Two weeks ago we published the First Part of our article “Credit Industry Ripe for Disruption: AI and Big Data (Pt. 1)”, this week we come with the Second Part, enjoy!
- There are industries where the prediction of an individual’s behavior plays a key role (e.g. credit and insurance).
- There is now an abundance of digital data which can be analyzed, uncovering new insights to predict behaviors.
- Artificial Intelligence is able to analyze these sets of big data in an automated, cheap, and efficient way.
- Due to these new behavioral insights, there is a lot of room for improvement in these industries.
- Privacy concerns based on this data remain in a gray area and could pose problems.
- Hackers and cyber-security firms race to create the most sophisticated AI algorithms.
AI Potential in Credit Industry
AI credit scoring is cheaper, faster and more accurate than traditional methods as it is automated, based on a larger pool of data and has rules that are more sophisticated and complex. Furthermore, it is not subject to human bias* as all analyses are carried out by a computer based on inputted data. As AI can interpret unstructured data (text, audio, image, video, location etc.), this increases and diversifies the variety of data that can be used to determine how credit-worthy someone is. But how is this achieved?
*Machine learning bias is a hot-topic issue in many industries. Machines assess reality and adjust their behaviors based on predictions from past experiences. In this respect, there is a thin line between “bias” and “intelligence”.

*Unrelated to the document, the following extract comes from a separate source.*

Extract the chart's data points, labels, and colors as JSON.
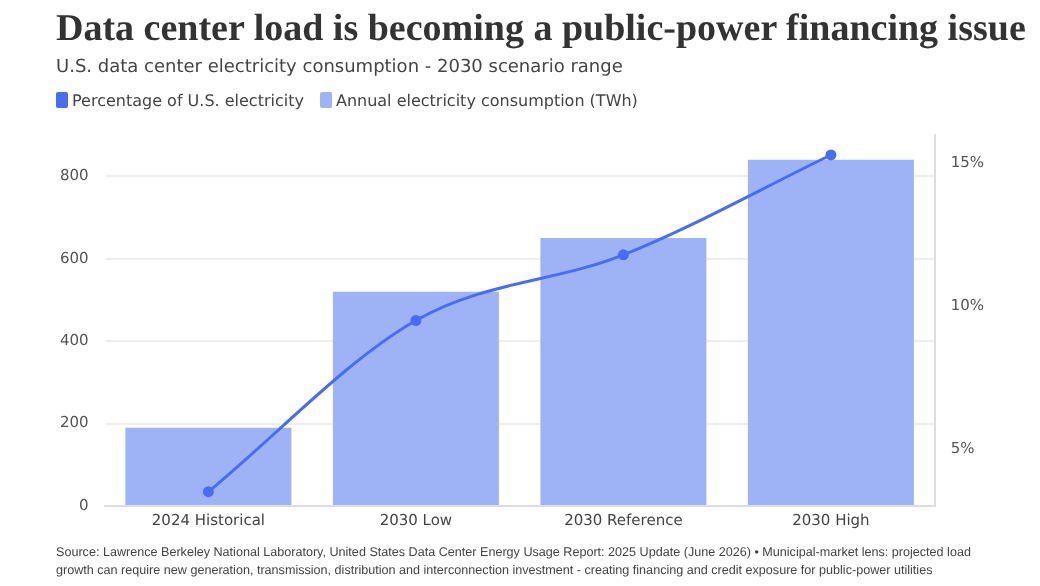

As previously explained, AI technology is programmed to uncover patterns. For example, profiles with the same traditional credit score plus a similar behavior in internet activity, social media or eCommerce transactions, could be clustered together. If a negative behavior pattern is recognized with their repayments, then this precise digital footprint and traditional credit score combination could be considered as a negative influence for future applications.
Whereas the traditional system would not be able to consider this risk factor as it only looks at the credit score. This is especially useful for people who don’t have much credit history, yet have a digital footprint. Their unstructured data could be correlated with patterns of positive repayment behaviors, meaning that their chances of receiving credit would be higher.
As AI technology is specialized in labelling data and finding patterns, anomalies are also easily detected. When it comes to the credit industry, anomalies mean fraudulent behavior. Furthermore, due to AI’s advanced technology, predictive analytics can be leveraged to prevent fraud from happening in the first place. Such an abundance of data is created, meaning that AI technology is able to extract these insights. Whereas a human taskforce wouldn’t have the ‘processing power’, or time for such large analyses.
One worrying factor to consider is the exponential growth in cyber-attacks. It has been reported that hackers are also using AI algorithms in their cyber-crimes… This is where we come to a standpoint, fighting fire with fire. If more attention isn’t paid into cyber-security, then the credit industry’s sensitive info could be left vulnerable.
AI Startups in the Credit Industry
Upstart has a founding team of ex-Googlers. They leverage AI and Machine learning to obtain Credit scores based on additional variables. For students they base their analysis upon their future potential, instead of just their past. They consider factors such as education, employment and income when approving loans. You don’t need to have any credit history, however, a minimum wage of $12k and a low credit score of at least 620 is required. It could be argued that an analysis team could sift through this data, meaning the AI tech wouldn’t be needed. On the other hand, it is more time and cost efficient to automate the process, plus more accurate.
One startup aggressively using advanced machine learning to comb through vast sources of alternative data to predict an individual’s creditworthiness is Lenddo. Lenddo’s mission is to improve financial inclusion. They do this with LenddoScore, which is a patented scoring method which combines traditional underwriting with additional unstructured data. Lenddo claims that their system has allowed their partners to approve up to 50 percent more applications.
Lenddo does an analysis on a potential applicants’ digital footprint via their smartphone. They claim to have over 12,000 variables. Lenddo leverages big data via: social networks, browser histories, E-commerce transactions, geolocation data and other smartphone info. The AI algorithm crunches this data and churns out predictive features, producing a credit score as the final product.
Lenddo state that they do not share personal data with lenders. They only share the final result (credit score) of their analysis to protect individuals’ privacy. Furthermore, personal data is only taken with the users’ consent.